細い月明かりは、窓から微かに差し込む程度で、女を照らすほどではなかった。
暗がりの部屋の中、妖しく響くピアノの音。
流れるように速い旋律は時に酔いしれるほどに、時に不協和音にさえ感じ取れる。
――グリンカのタランテラ。
いくつかあるタランテラの中でも、一番私が好きなもの。
一番……、思い出が残っている曲。
懐かしいような、切ないような。複雑な感情が胸に満ちていく。
それを振り払うかのように、乃亜は舞い踊る。
この部屋は、いつもダンスの練習をしている部屋には邪魔なものなどない。
プレイヤーから流れ続けるタランテラ。
それの中では珍しい、四分の二拍子。旋律に合わせて体を動かすのは心地いい。
そう、私はダンスが好きだもの。
夢中になって踊ることはとても楽しいし、リラックスできる。
それなのに……どうしてこんなに気分がもやもやとしているのかしら。
この曲を一人ではなく二人で踊っていたときのことを思い出してしまうから?
本来、タランテラはペアで踊る場合が多い。基本的には男女のペアで。
乃亜も以前は二人で踊っていた。今は、いい相手がいないだけ。
そう。もう、あの人はいないの。だから、私は一人で踊るのよ。
言い聞かせるように、体を旋律に乗せて踊る。
でも……心は体を離れて、いつかの思い出へと向かう。
愛しい人と踊っていた頃に。
乃亜がその男と出会ったのは、ダンスパーティーの時のことだった。
誰と組もうかとペアを探してるときに誘われたから。
どこかの社長だとかお金持ちとかいう人ではなかったけれど、包容力のある魅力的な男性だった。

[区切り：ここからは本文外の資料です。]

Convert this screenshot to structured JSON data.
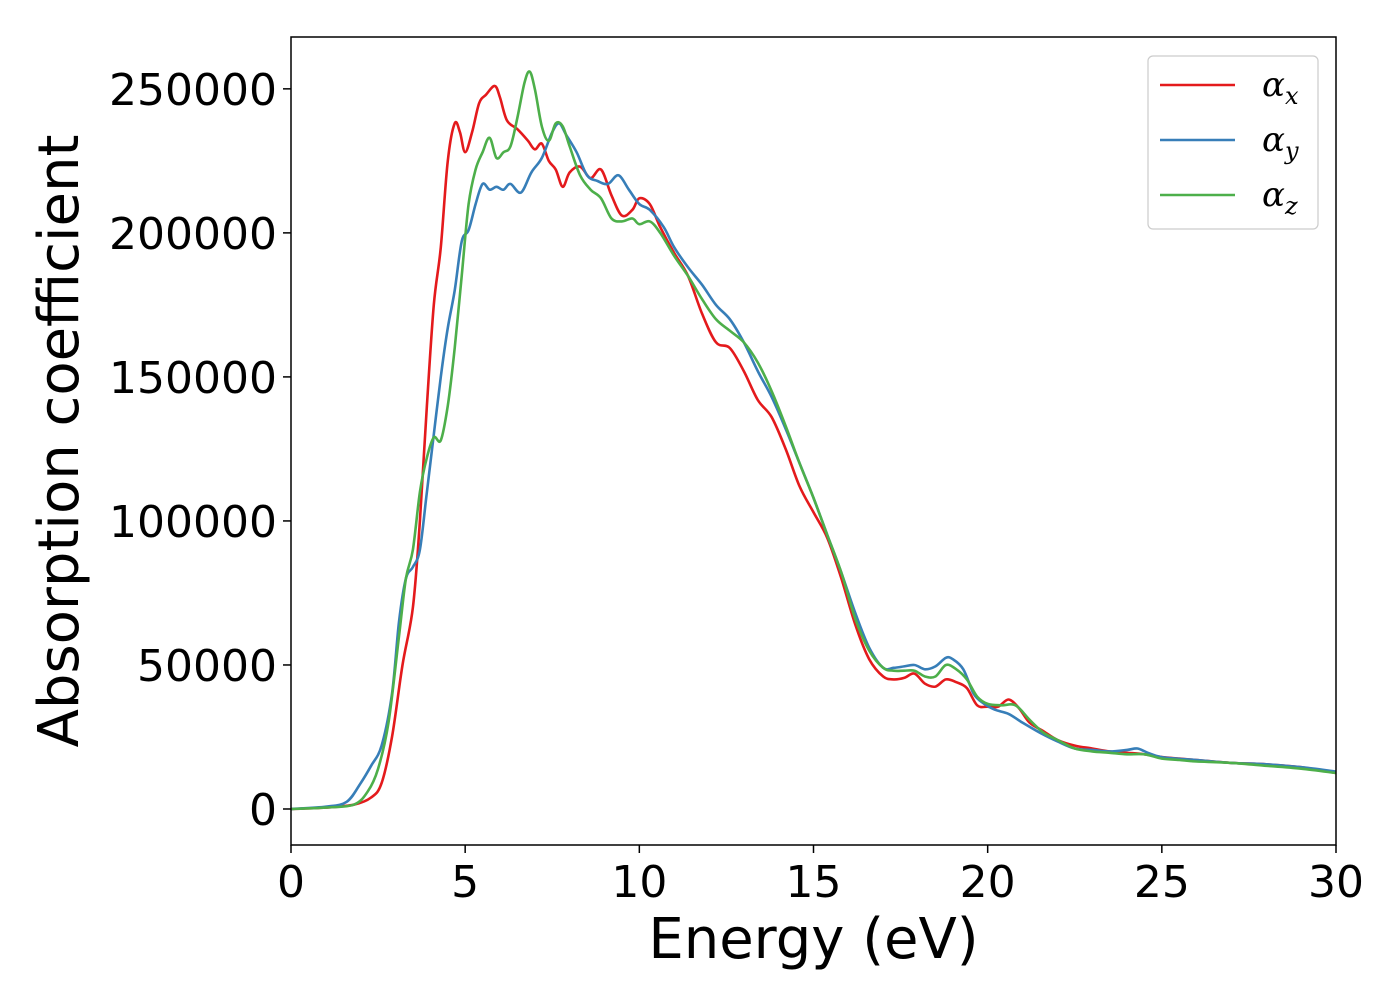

久しく男性と付き合っていなかった乃亜にとって、一目惚れするのはあっという間だった。
その人には奥さんがいたのだけれど、なんら問題はなかった。
パーティーでなくとも、一緒に踊ったりもした。
身体を揺らして、足を絡めて。彼の前でドレスを脱いだことは数え切れないくらい。
乃亜は深く深く、彼へと溺れていった。彼もまた同じなのかはわからないけれど。
彼はいくつも甘い言葉を囁いてくれた。何度も、何度も繰り返し。
それがたとえ――期限付きの恋だったとしても。
ひと時の夢でも見られるのならば、それでいいと乃亜は思う。
いくつかの季節が巡って。
乃亜と男は別れた。お互いに、愛が消えてしまったわけではなかった。
けれど、そう長くは続かぬ関係だろうということは、あらかじめわかっていた。
二人とも、納得して別れたのだ。
終わりが来るとわかっていればいるほどに、男への想いは募っていく。
初めから何も知らないほうがよかったのかもしれないと今は思う。
別れてから乃亜は以前よりも、タランテラを踊るようになった。
過去の男を忘れるために、想いを断ち切りたいがために。楽しく踊っているつもりなのに……

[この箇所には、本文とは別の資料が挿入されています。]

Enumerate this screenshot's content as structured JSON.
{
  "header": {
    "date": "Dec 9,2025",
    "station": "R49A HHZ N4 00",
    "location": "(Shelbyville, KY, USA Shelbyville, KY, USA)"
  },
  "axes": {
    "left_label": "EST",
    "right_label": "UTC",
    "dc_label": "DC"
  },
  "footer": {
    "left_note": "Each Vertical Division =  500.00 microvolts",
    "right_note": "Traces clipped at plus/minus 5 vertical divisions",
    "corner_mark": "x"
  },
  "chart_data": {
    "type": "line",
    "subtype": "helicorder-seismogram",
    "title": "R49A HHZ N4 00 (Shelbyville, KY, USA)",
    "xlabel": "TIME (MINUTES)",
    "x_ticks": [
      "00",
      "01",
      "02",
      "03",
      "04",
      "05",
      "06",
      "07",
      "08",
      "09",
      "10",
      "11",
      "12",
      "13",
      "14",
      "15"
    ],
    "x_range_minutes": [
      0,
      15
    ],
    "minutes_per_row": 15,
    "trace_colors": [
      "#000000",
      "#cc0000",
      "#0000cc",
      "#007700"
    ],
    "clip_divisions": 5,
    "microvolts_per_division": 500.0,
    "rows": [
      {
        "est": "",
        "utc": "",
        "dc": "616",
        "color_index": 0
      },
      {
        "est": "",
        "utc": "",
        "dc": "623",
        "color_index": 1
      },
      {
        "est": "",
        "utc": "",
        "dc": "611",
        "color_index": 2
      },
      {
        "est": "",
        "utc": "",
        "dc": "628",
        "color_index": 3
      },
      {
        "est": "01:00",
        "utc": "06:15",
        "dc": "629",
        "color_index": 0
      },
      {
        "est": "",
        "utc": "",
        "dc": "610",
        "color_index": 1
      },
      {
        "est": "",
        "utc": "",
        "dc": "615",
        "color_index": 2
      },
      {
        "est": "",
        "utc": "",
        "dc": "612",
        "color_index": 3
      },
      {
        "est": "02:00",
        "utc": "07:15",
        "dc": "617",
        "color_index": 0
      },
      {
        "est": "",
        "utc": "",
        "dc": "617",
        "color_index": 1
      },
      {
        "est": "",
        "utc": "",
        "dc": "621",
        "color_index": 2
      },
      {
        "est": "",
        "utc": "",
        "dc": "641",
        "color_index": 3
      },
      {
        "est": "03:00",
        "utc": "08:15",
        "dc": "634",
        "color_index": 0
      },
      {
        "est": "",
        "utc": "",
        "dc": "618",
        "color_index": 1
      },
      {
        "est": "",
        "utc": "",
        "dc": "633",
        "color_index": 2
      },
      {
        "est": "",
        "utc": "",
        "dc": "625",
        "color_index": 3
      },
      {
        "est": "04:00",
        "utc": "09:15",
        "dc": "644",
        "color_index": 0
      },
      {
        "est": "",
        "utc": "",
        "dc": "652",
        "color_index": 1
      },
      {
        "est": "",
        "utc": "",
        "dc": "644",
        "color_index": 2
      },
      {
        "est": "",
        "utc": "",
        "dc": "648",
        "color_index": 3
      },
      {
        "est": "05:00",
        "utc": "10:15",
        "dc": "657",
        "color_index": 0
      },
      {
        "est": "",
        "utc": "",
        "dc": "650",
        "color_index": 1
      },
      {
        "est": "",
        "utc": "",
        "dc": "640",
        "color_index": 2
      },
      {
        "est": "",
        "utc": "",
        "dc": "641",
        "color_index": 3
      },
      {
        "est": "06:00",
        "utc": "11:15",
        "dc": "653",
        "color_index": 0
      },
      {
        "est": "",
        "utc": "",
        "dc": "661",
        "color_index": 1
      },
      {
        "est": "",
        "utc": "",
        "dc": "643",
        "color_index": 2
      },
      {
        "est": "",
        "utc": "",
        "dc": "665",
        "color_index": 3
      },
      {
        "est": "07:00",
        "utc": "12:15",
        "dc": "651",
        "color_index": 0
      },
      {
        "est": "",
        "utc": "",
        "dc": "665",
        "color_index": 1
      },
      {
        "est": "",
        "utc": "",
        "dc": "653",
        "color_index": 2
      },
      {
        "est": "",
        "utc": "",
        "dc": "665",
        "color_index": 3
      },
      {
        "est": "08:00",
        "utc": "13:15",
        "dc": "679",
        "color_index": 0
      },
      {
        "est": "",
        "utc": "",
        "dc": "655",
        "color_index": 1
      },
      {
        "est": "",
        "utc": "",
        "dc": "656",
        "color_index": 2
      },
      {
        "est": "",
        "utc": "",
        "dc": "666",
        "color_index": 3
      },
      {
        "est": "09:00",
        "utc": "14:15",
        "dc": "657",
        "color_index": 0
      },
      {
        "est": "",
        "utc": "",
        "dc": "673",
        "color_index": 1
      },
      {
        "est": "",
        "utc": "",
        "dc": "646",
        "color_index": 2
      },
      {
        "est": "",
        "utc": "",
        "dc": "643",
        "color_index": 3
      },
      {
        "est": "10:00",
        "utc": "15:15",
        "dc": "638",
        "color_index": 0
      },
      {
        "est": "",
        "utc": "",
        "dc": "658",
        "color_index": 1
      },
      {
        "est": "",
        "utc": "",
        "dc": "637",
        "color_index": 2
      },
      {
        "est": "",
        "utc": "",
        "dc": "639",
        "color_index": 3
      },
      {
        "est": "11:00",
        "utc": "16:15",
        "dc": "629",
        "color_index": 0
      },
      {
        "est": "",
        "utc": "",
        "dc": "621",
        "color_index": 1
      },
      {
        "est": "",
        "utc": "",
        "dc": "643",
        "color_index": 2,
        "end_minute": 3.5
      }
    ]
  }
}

軽やかに動いているかのように見える足には、目には見えぬ妄念が絡み付いて離れない。
閉じた瞼の裏には、今も鮮やかに残る、色褪せることのない微笑み。
振り払うように首を激しく振りながら、乃亜は踊り続ける。
蜘蛛に咬まれた毒を抜く為に踊り狂うタランテラ。
何度も何度も踊っているのに……いつまでたっても、毒は残ったままで。
苦しくて切なくて……疲れ果てているのに、踊りをやめられない馬鹿な私。
きっと私は、タランテラに魅せられたまま。